Suppose $x, y \in \mathbb{R}^n$ and $f$ be a $\beta$-smooth convex function on $\mathbb{R}^n$;

Then the transition of interest goes as

$$f(x) - f(y) = \int^1_0 \nabla f(y + t(x - y))^{T} (x - y) dt $$

Additional Comment

This transition appears in the proof of the convergence rate of Gradient Descent for a smooth convex objective function $f$.

2

There are 2 best solutions below

2
On BEST ANSWER

This is just the fundamental theorem of line integrals, which says for (sufficiently smooth) functions $f$, $$f(x) - f(y) = \int_{C} \overrightarrow{\nabla f(r)} \cdot \vec{dr}$$ where $x$ and $y$ are the endpoints of $C$. Think of it as a generalization of the fundamental theorem calculus to higher dimensions, which roughly says that the difference in a function evaluated at two points $x$ and $y$ can be calculated as the integral of its derivative over the range $[x, y]$. Here, the derivative is the gradient (since we have multiple variables now).

For your problem, $\beta$-smoothness is more than sufficient to use the theorem above, so just let $r(t) = y + t(x - y)$ be a parameterization of a straight line $L$ from $x$ to $y$ such that $r(0) = x$ and $r(1) = y$. Then from the fundamental theorem for line integrals it follows that \begin{align*} f(x) - f(y) &= \int_{L} \overrightarrow{\nabla f}(r) \cdot \overrightarrow{dr} = \int_0^1 \overrightarrow{\nabla f (r(t))} \cdot \overrightarrow{r'(t)} dt \\ &= \int_{0}^1 \overrightarrow{\nabla f (y + t(x - y))} \cdot \overrightarrow{(x - y)} dt \end{align*}

1
On

This is just the one variable fundamental theorem of calculus.
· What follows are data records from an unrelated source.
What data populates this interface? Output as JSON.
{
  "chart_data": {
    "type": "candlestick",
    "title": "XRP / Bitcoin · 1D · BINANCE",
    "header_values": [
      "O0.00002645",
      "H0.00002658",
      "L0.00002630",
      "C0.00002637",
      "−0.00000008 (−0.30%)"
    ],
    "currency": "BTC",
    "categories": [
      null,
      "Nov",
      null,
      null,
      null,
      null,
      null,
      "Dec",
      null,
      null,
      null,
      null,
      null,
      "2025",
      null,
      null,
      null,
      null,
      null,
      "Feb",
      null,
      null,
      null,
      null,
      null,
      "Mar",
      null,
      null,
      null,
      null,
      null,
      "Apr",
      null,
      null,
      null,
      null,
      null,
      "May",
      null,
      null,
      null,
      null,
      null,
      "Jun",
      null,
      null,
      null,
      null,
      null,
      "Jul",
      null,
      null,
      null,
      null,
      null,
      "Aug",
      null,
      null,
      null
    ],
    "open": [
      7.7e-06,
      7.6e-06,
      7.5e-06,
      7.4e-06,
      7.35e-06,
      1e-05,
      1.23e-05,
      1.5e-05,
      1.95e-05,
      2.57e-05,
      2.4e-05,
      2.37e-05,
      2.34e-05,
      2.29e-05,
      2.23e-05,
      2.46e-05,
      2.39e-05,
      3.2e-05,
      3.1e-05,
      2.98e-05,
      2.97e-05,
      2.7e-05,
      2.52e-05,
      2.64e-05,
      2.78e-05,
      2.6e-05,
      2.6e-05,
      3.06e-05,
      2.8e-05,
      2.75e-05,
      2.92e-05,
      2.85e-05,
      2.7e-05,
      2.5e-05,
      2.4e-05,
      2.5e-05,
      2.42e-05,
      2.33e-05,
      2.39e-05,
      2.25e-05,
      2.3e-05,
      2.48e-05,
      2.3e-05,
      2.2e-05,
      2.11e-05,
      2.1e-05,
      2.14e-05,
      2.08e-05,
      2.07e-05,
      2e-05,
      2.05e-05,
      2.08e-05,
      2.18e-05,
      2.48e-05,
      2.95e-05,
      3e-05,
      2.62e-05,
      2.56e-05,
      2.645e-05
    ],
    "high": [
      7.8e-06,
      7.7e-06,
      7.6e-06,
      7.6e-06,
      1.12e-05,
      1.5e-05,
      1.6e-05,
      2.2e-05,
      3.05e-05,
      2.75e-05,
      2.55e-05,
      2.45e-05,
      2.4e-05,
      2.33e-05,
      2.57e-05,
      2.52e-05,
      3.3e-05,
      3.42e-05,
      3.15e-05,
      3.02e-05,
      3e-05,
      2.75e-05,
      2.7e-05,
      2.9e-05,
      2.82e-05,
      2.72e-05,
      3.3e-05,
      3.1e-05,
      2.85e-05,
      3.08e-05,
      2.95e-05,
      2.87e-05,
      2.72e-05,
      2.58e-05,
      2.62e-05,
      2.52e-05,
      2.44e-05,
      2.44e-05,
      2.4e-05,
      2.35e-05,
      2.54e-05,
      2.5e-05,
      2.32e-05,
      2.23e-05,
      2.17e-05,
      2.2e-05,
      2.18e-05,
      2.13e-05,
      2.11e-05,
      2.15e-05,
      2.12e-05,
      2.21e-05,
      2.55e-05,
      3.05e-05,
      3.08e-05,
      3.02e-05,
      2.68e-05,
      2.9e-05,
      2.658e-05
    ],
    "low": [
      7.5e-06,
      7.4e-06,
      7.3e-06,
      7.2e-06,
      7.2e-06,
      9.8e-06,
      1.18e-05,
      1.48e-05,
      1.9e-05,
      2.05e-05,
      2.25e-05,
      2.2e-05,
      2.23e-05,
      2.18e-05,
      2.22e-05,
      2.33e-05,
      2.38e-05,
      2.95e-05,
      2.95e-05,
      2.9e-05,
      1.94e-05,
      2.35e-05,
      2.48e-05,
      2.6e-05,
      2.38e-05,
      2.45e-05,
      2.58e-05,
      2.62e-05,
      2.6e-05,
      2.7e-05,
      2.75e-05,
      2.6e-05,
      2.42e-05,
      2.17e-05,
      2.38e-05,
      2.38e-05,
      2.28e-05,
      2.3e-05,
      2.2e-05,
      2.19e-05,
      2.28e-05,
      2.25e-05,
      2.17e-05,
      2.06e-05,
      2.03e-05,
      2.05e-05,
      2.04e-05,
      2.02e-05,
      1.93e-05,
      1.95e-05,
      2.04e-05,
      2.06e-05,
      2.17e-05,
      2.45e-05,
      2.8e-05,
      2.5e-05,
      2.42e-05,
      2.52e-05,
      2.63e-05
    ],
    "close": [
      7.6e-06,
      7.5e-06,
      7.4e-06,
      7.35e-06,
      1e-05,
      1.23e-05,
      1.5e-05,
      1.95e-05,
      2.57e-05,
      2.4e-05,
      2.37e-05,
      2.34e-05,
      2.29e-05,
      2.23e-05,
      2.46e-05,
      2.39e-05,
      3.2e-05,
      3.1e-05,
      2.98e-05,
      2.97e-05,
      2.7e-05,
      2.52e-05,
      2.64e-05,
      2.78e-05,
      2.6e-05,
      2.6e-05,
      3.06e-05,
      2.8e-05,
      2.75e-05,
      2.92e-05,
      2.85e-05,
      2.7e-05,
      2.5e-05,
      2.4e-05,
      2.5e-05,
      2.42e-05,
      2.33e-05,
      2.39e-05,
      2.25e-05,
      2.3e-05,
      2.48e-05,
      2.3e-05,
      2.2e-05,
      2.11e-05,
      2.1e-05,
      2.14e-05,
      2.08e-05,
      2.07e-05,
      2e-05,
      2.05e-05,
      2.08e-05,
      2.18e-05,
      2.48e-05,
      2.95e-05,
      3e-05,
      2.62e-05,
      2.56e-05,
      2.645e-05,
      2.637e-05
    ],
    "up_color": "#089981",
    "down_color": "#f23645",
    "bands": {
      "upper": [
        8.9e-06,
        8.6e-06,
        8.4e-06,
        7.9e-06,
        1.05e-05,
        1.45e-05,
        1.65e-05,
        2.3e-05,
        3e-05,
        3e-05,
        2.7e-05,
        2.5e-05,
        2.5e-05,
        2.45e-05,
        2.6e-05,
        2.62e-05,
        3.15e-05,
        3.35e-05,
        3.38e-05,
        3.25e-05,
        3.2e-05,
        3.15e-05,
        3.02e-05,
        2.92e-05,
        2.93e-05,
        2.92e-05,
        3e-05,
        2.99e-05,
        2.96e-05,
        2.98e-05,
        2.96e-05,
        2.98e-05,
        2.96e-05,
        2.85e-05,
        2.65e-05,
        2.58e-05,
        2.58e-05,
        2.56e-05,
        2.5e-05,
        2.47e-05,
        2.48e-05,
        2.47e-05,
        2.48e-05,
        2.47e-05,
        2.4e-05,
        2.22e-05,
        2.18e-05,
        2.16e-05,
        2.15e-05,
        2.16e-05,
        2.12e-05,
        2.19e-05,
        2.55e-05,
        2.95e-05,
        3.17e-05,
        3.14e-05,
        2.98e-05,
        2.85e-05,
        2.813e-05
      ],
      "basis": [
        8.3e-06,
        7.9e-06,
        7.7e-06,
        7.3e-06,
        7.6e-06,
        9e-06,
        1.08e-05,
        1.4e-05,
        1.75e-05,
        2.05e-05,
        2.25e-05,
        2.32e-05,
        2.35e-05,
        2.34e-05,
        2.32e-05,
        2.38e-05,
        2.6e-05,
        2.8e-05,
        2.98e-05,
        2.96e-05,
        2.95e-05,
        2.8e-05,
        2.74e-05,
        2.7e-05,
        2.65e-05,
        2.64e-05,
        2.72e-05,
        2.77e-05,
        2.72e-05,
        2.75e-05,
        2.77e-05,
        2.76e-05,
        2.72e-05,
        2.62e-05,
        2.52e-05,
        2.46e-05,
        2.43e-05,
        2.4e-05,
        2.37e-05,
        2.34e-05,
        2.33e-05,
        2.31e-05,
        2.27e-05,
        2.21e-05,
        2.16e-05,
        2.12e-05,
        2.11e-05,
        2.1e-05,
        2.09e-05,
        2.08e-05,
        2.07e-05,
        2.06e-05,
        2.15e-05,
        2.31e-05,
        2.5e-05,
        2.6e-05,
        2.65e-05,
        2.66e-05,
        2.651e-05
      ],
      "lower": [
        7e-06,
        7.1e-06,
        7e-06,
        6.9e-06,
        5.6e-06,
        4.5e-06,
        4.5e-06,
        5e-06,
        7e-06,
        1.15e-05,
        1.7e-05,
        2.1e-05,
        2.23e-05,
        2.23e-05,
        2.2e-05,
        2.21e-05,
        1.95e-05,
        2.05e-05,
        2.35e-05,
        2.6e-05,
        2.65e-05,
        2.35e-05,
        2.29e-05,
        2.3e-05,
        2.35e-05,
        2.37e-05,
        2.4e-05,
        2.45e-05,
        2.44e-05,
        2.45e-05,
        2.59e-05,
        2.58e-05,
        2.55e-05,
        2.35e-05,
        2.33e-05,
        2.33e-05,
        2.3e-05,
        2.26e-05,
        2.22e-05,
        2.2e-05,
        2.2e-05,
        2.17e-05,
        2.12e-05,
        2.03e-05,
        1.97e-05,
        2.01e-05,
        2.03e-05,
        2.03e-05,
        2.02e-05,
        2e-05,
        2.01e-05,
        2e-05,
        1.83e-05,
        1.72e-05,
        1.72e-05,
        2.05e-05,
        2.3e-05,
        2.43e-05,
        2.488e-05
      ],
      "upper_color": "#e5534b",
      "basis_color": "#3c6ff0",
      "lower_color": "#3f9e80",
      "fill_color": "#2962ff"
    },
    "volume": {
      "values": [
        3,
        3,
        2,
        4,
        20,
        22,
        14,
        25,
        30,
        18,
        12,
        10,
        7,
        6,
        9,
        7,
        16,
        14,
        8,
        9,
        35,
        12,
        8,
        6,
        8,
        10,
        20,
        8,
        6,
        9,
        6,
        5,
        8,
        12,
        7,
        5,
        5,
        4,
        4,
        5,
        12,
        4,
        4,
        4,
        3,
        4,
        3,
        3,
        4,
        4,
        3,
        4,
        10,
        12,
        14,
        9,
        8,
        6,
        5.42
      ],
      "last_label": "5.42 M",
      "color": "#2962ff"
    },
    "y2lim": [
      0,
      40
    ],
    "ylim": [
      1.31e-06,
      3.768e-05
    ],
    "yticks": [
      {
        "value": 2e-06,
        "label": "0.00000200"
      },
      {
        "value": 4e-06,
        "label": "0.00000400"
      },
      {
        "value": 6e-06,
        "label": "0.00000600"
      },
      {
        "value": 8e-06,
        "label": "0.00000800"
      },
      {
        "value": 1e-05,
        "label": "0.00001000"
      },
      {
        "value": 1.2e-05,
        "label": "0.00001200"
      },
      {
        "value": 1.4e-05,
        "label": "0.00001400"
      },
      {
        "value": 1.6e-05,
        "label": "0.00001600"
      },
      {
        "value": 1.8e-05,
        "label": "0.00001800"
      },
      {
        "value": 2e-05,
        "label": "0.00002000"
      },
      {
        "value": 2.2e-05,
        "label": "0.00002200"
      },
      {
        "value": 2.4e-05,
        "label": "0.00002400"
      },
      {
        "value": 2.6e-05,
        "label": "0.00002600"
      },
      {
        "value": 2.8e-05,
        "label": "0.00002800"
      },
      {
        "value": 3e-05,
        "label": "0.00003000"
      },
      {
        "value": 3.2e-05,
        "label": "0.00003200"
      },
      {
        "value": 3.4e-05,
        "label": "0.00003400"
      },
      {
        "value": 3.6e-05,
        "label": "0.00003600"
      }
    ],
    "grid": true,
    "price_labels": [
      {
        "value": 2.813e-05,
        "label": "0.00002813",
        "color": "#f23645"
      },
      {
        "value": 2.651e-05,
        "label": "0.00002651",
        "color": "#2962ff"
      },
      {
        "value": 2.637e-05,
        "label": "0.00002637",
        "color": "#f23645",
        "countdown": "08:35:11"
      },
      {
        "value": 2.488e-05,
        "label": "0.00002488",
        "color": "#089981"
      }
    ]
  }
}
Let $\phi(t) = f(y+t(x-y))$.

Then $\phi(1) =\phi(0) + \int_0^1 \phi'(t)dt$, or equivalently, $f(x) = f(y) + \int_0^1 D f(y+ s(x-y)) (x-y) ds $, and since $Df(x)h = \langle \nabla f(x) h \rangle$, you have the desired result.

(The result is true for any real valued convex function defined on an open set containing the segment $[y,x]$ since it is then locally Lipschitz and differentiable ae.)